Prove the Dirac Delta Function satisfies $ x\frac{\mathrm{d} \delta(x)}{\mathrm{d} x} = -\delta(x) $

Question

$ x\frac{\mathrm{d} \delta(x)}{\mathrm{d} x} = -\delta(x)$

I've been told that this answer involves integration by parts. I began like this:

$\int x\frac{\mathrm{d} \delta(x)}{\mathrm{d} x} = x\delta(x) - \int\delta(x)$

or

$ x\frac{\mathrm{d} \delta(x)}{\mathrm{d} x} = \frac{\mathrm{d} }{\mathrm{d} x}(x\delta(x)) - \delta(x)$

So it seems that all I have to do is show that $x\delta(x) =0$ or $\frac{\mathrm{d} }{\mathrm{d} x}( x\delta(x)) =0$

EDIT: But $x\delta(x) =0$ when $x=0$ and also when $x$ is any other number. so I just answered my own dumb question.

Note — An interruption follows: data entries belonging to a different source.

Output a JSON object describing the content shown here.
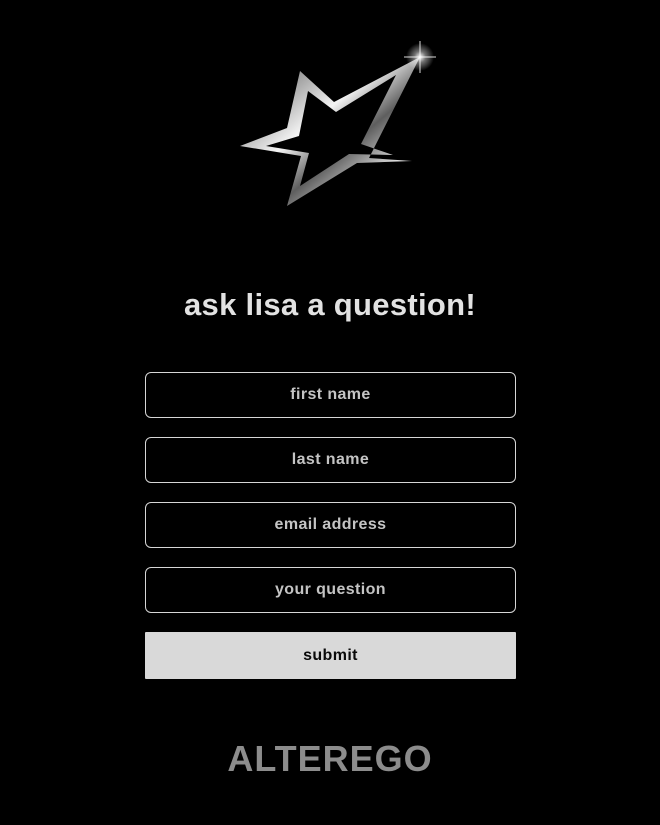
{
  "header": {
    "logo_icon": "chrome-star-icon",
    "title": "ask lisa a question!"
  },
  "form": {
    "fields": [
      {
        "name": "first-name",
        "placeholder": "first name",
        "value": ""
      },
      {
        "name": "last-name",
        "placeholder": "last name",
        "value": ""
      },
      {
        "name": "email-address",
        "placeholder": "email address",
        "value": ""
      },
      {
        "name": "your-question",
        "placeholder": "your question",
        "value": ""
      }
    ],
    "submit_label": "submit"
  },
  "footer": {
    "brand": "ALTEREGO"
  },
  "colors": {
    "background": "#000000",
    "field_border": "#d6d6d6",
    "submit_background": "#d9d9d9",
    "brand": "#8c8c8c"
  }
}
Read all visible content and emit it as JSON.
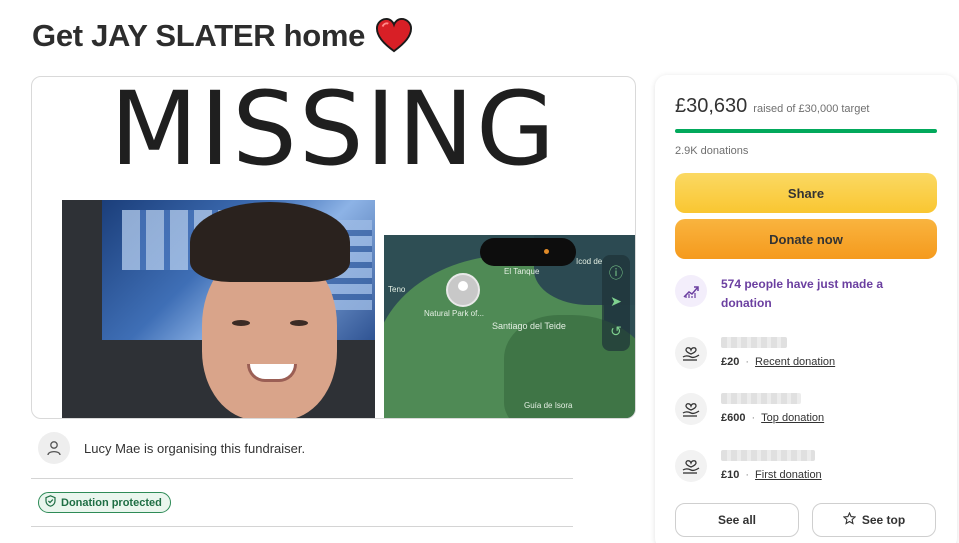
{
  "page": {
    "title": "Get JAY SLATER home"
  },
  "hero": {
    "headline": "MISSING",
    "map_labels": {
      "el_tanque": "El Tanque",
      "teno": "Teno",
      "natural_park": "Natural Park of...",
      "santiago": "Santiago del Teide",
      "guia": "Guía de Isora",
      "icod": "Icod de"
    }
  },
  "organiser": {
    "text": "Lucy Mae is organising this fundraiser."
  },
  "badge": {
    "label": "Donation protected"
  },
  "card": {
    "amount": "£30,630",
    "target_text": "raised of £30,000 target",
    "progress_fraction": 1.0,
    "donations": "2.9K donations",
    "share_label": "Share",
    "donate_label": "Donate now",
    "recent_people": "574 people have just made a donation",
    "donors": [
      {
        "amount": "£20",
        "type": "Recent donation"
      },
      {
        "amount": "£600",
        "type": "Top donation"
      },
      {
        "amount": "£10",
        "type": "First donation"
      }
    ],
    "see_all_label": "See all",
    "see_top_label": "See top"
  },
  "colors": {
    "progress": "#02a95c",
    "share": "#f9c631",
    "donate": "#f59a1d",
    "accent_purple": "#6b3fa0"
  },
  "icons": [
    "heart-icon",
    "user-icon",
    "shield-icon",
    "trend-up-icon",
    "donation-hand-icon",
    "star-icon"
  ]
}
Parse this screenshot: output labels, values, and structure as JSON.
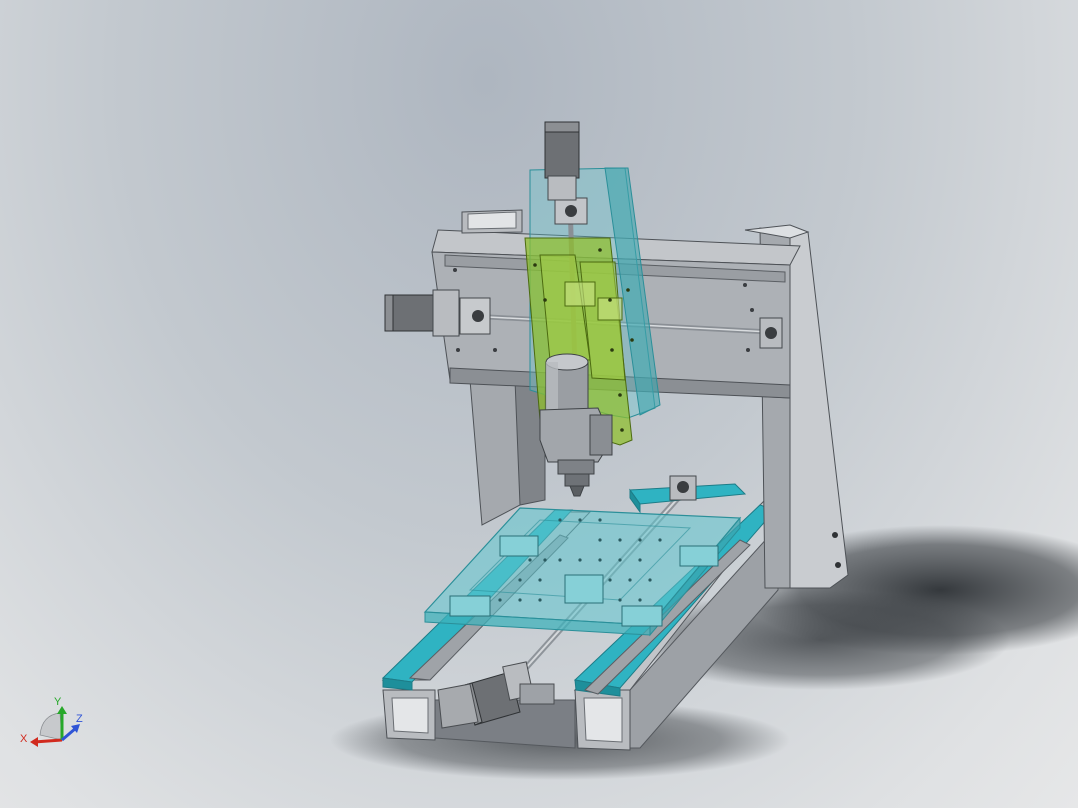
{
  "viewport": {
    "background_top": "#aeb6c0",
    "background_bottom": "#e6e7e8"
  },
  "model": {
    "kind": "cnc-gantry-router-assembly",
    "colors": {
      "frame_steel": "#b4b7bc",
      "frame_dark": "#8a8e94",
      "bed_glass_cyan": "#5ec6cf",
      "rail_cyan": "#2fb3c2",
      "z_carriage_green": "#8fbf2a",
      "spindle": "#9a9ea3",
      "motor": "#6d7074",
      "shadow": "#3a3e42"
    }
  },
  "triad": {
    "x_label": "X",
    "y_label": "Y",
    "z_label": "Z",
    "x_color": "#d12a1e",
    "y_color": "#27a82a",
    "z_color": "#2f54d6"
  }
}
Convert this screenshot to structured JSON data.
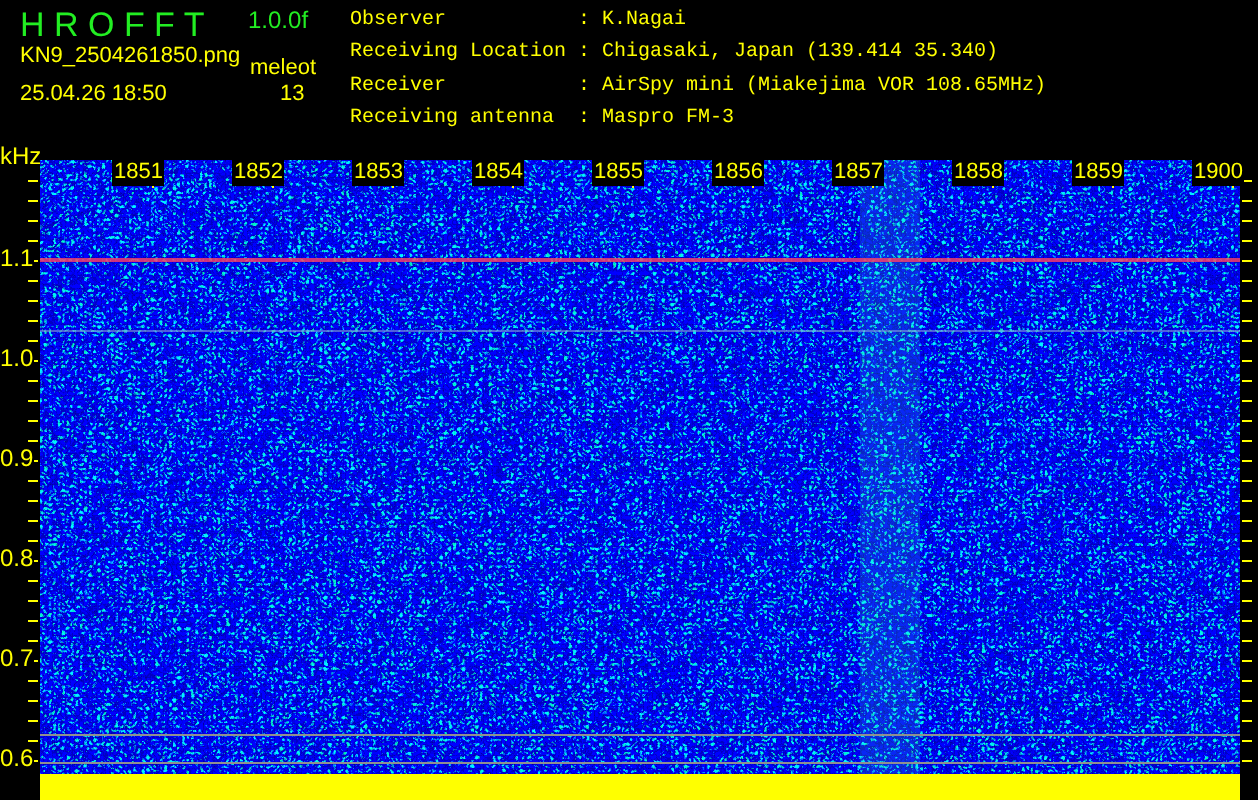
{
  "header": {
    "title": "H R O F F T",
    "version": "1.0.0f",
    "filename": "KN9_2504261850.png",
    "mode": "meleot",
    "datetime": "25.04.26 18:50",
    "count": "13"
  },
  "info": [
    {
      "label": "Observer",
      "separator": ":",
      "value": "K.Nagai"
    },
    {
      "label": "Receiving Location",
      "separator": ":",
      "value": "Chigasaki, Japan (139.414 35.340)"
    },
    {
      "label": "Receiver",
      "separator": ":",
      "value": "AirSpy mini (Miakejima VOR 108.65MHz)"
    },
    {
      "label": "Receiving antenna",
      "separator": ":",
      "value": "Maspro FM-3"
    }
  ],
  "spectrogram": {
    "unit": "kHz",
    "time_labels": [
      "1851",
      "1852",
      "1853",
      "1854",
      "1855",
      "1856",
      "1857",
      "1858",
      "1859",
      "1900"
    ],
    "freq_labels": [
      "1.1",
      "1.0",
      "0.9",
      "0.8",
      "0.7",
      "0.6"
    ]
  }
}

Griffiths. Introduction to Electrodynamics. Third Edition page 49. Problem 1.45 part a.

Answer 1

Lets look at $(\delta'(x)x,\psi(x))$

Where $\psi(x)$ is a suitable test function and (,) denotes the inner product (remember that we can interpret an distribution as a linear functional over the space of test functions) then we can apply the general rule $(\delta', f)=-(\delta, f')$.

Furthermore we can push $x$, or more generally speaking any smooth function onto the testfunction (roughly speaking, because this gives another one) and so we get:

$$ (\delta'(x)x,\psi(x))=-(\delta(x),(x \psi(x))')=-(\delta(x),\psi(x)+x \psi'(x))=-(\delta(x),\psi(x))+\underbrace{(\delta(x),x\psi'(x))}_{=0} $$

the last equation follows from the fact that $x\psi'(x)$ is again a testfunction with the propertiy $0\psi'(0)=0$ and therefore $(\delta,0)=0$

Maybe we should add the point, that every testfunction is bounded, so that my last line is really justified now :)

Edit:

To make this answer look at little bit more "physical" one replaces the inner product by $\int dx$ then everything should look a little bit more familiar... Furthermore just think about this test functions as functions which are as "well behaved" as necessary to allow all the manipilations

Answer 2

Everything you know about a distribution comes from how it acts on test functions. So if you want to prove anything about distributions, you should use an arbitrary test function, say $\phi$. In terms of physical intuition, I tend to think of a distribution as an object with some unknown properties and test functions as "observations" of the object, like the blind men and the elephant. YMMV of course.

The definition of the derivative of a distribution $f$ comes from integration by parts: $f'(\phi)(x) = - f(\phi')(x)$. Since integration by parts comes from the product rule and (you should prove this) distributional derivatives satisfy the product rule, we should suspect something like: $$ \frac{d}{dx}(x\delta) = \delta + x\frac{d\delta}{dx}$$ So now, as you observe, $$(x\delta)(\phi)(x) = \int x\delta\phi\ dx = \int \delta x\phi\ dx = (x\phi)(0) = 0.$$

(I mostly answered this to add a bit of background and philosophy about distributions.)